Perhaps, then, the act itself of listening to the album is the most important result of m b v’s release. Simply put: I would rather listen to this album than anything else I’ve heard in 2013 so far and am confident the feeling will continue through the rest of this year, whether or not “better” albums come along. My desire to continually reevaluate this music has led to a series of playthroughs wherein my own interpretation of the album’s merit has been dynamically inconsistent. It’s obviously well-crafted and well-executed, but does that matter when only a few songs sound as if they move beyond the group’s core sonic palette?

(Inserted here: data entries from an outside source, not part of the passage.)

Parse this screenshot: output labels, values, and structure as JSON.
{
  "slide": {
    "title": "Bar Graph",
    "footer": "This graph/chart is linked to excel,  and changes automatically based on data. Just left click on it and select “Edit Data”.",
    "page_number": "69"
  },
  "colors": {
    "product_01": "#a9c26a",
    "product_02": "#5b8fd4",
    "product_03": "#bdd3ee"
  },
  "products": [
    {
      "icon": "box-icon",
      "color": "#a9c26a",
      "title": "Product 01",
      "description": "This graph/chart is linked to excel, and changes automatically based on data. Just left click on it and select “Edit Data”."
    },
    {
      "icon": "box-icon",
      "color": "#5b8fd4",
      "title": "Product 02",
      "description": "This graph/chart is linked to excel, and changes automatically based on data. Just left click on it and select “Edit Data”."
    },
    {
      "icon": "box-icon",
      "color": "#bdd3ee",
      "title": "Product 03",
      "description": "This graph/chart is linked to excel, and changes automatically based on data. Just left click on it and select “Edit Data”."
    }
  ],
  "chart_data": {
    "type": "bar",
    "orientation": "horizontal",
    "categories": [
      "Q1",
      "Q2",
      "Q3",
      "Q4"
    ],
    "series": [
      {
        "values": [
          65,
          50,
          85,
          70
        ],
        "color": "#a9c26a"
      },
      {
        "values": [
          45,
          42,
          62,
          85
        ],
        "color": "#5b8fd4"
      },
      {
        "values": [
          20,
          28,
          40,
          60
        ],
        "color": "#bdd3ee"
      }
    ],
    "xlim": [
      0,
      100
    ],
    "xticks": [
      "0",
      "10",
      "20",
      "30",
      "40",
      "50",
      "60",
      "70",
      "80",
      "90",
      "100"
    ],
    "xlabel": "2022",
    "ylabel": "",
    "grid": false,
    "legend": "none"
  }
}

Is it even fair to expect a world of difference from m b v? Isn’t it enough that My Bloody Valentine have retained a sonic identity to claim as their own, especially in the face of genres like chillwave, hypnagogic pop, and vaporwave, which are obviously caught up in constructing a music trading in nostalgia for the decades that birthed and allowed this band to develop? Whether or not the album is judged favorably or unfavorably, the fact that there’s still value in My Bloody Valentine’s aesthetic in the face of free Bandcamp downloads, Soundcloud streams, and Tumblr feeds is worthy of note. And it certainly speaks volumes that the group could reemerge in this climate and prove that no one is capable of exactly replicating what they do. It is our own expectations — either for something entirely alien or for something that reinforces their canonized aesthetic — that we confront when listening to m b v, and the act itself of listening to the album is part of this negotiation process.



There’s an economic tool called discounted utility, which allows for these exact inconsistencies regarding intertemporal choice: by making ourselves aware of the possibility that our own future valuations of something may be lessened, we can account for them in its current valuation. To that end, I can freely admit that I like this record right now, but in the future, I may not. But is taste even relevant in the case of a cultural artifact so long in gestation that its mere appearance catalyzed much of the internet’s music critics into questionably premature evaluations? The worst outcome for m b v would be if it were perpetually caught up in the myopic frame of the present, if the discussion doesn’t evolve beyond there being only two reactions a person can have when hearing it — apathy turning into disdain or starry-eyed worship. I honestly feel a little of both, and I’m not sad or troubled by that at all.